Using strongarm tactics, county authorities kidnapped Rollie’s 12 year old son, Robert, after school, in May 2001, and finding sprouts of marijuana plants on the property, pressed charges of marijuana production and Teter began foreclosure proceedings on the utopian farm. Tom and Rollie could have fought the charges, but the loss of Robert unhinged them both. The overzealous county prosecutor then set into motion steps that would destroy the farm and both Tom and Rollie. County prosecutor Teter went after the men with all the force the War on Drugs could offer him. Anticipating they would be a no-show for their court date, he began paperwork that would bring in the F.B.I. and the D.E.A. Early on in the war on Drugs, confiscation rules had allowed for all properties to be seized in marijuana raids, aimed primarily at large cartels. But asset forfeiture had taken on new meanings for local authorities. States across the Union passed laws allowing them to keep the funds derived from such raids to fund their own departments. Teter went after Tom and Rollie’s elaborate campground estate. Tom vowed Teter could take the land, but that was all he was going to get.
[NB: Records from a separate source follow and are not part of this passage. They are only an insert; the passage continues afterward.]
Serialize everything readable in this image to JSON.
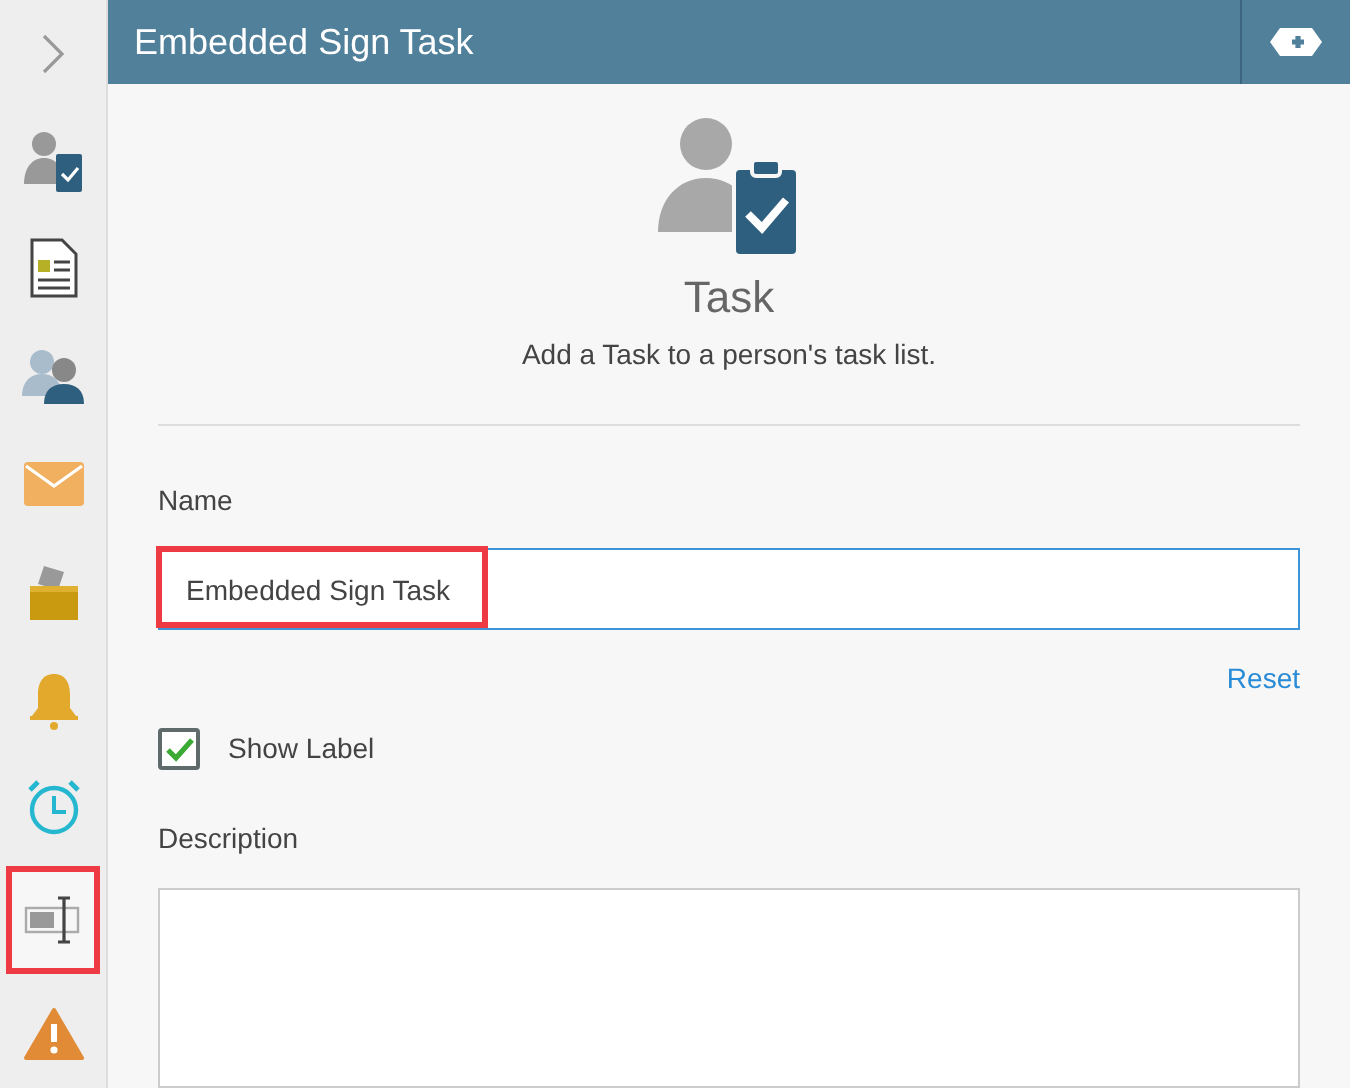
{
  "sidebar": {
    "items": [
      {
        "kind": "expand",
        "selected": false
      },
      {
        "kind": "task",
        "selected": false
      },
      {
        "kind": "form",
        "selected": false
      },
      {
        "kind": "people",
        "selected": false
      },
      {
        "kind": "email",
        "selected": false
      },
      {
        "kind": "ballot",
        "selected": false
      },
      {
        "kind": "alert",
        "selected": false
      },
      {
        "kind": "timer",
        "selected": false
      },
      {
        "kind": "textbox",
        "selected": true
      },
      {
        "kind": "warning",
        "selected": false
      }
    ]
  },
  "header": {
    "title": "Embedded Sign Task"
  },
  "intro": {
    "title": "Task",
    "description": "Add a Task to a person's task list."
  },
  "name_field": {
    "label": "Name",
    "value": "Embedded Sign Task",
    "highlighted": true
  },
  "reset_link": "Reset",
  "show_label": {
    "label": "Show Label",
    "checked": true
  },
  "description_field": {
    "label": "Description"
  }
}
Tom and Rollie had already called off the Labor Day Weekend Roach Roast. They told everyone to go away… and watch to the news.

The siege began Saturday morning, Labor Day Weekend 2001 and ended in Tom and Rolie’s deaths. Tuesday, September 11th was the morning of Rollie’s funeral. Robert in a private visitation hour, placed a wreath that said “To my best Dad ever- Robert”. The reporters that had swarmed Vandalia abruptly were called off and all attention was diverted to the attack on the Twin Towers. And subsequent investigations, led by Teter, cleared local authorities of any wrong doing, Kuiper’s own investigations have been frustrated with much information being witheld, due to ongoing wrongful death trials, even at this date, 5 years later.

“They murdered them boys plain and simple” said Pops in his deep Tennessee curl. “There’s no other way to look at it.”
-Pops Crosslin, Tom’s dad

If you have attended a well-run Hempfest in your local town, and noticed no acts of aggression or violence, enjoyed your afternoon in the counter culture, you owe thanks to Tom and Rollie, victims of the War on Drugs.

Dean was interviewed at Seattle’s Hempfest 2006 and the video is at the bottom of the media column. That was when he signed my copy of the book:
“To Tammy- This is for the music and the dream of freedom. Best, Dean Kuipers”

Burning Rainbow Farm is highly recommended by SeattleTammy, and is available at Jackson Street Books and fine Independent Booksellers everywhere.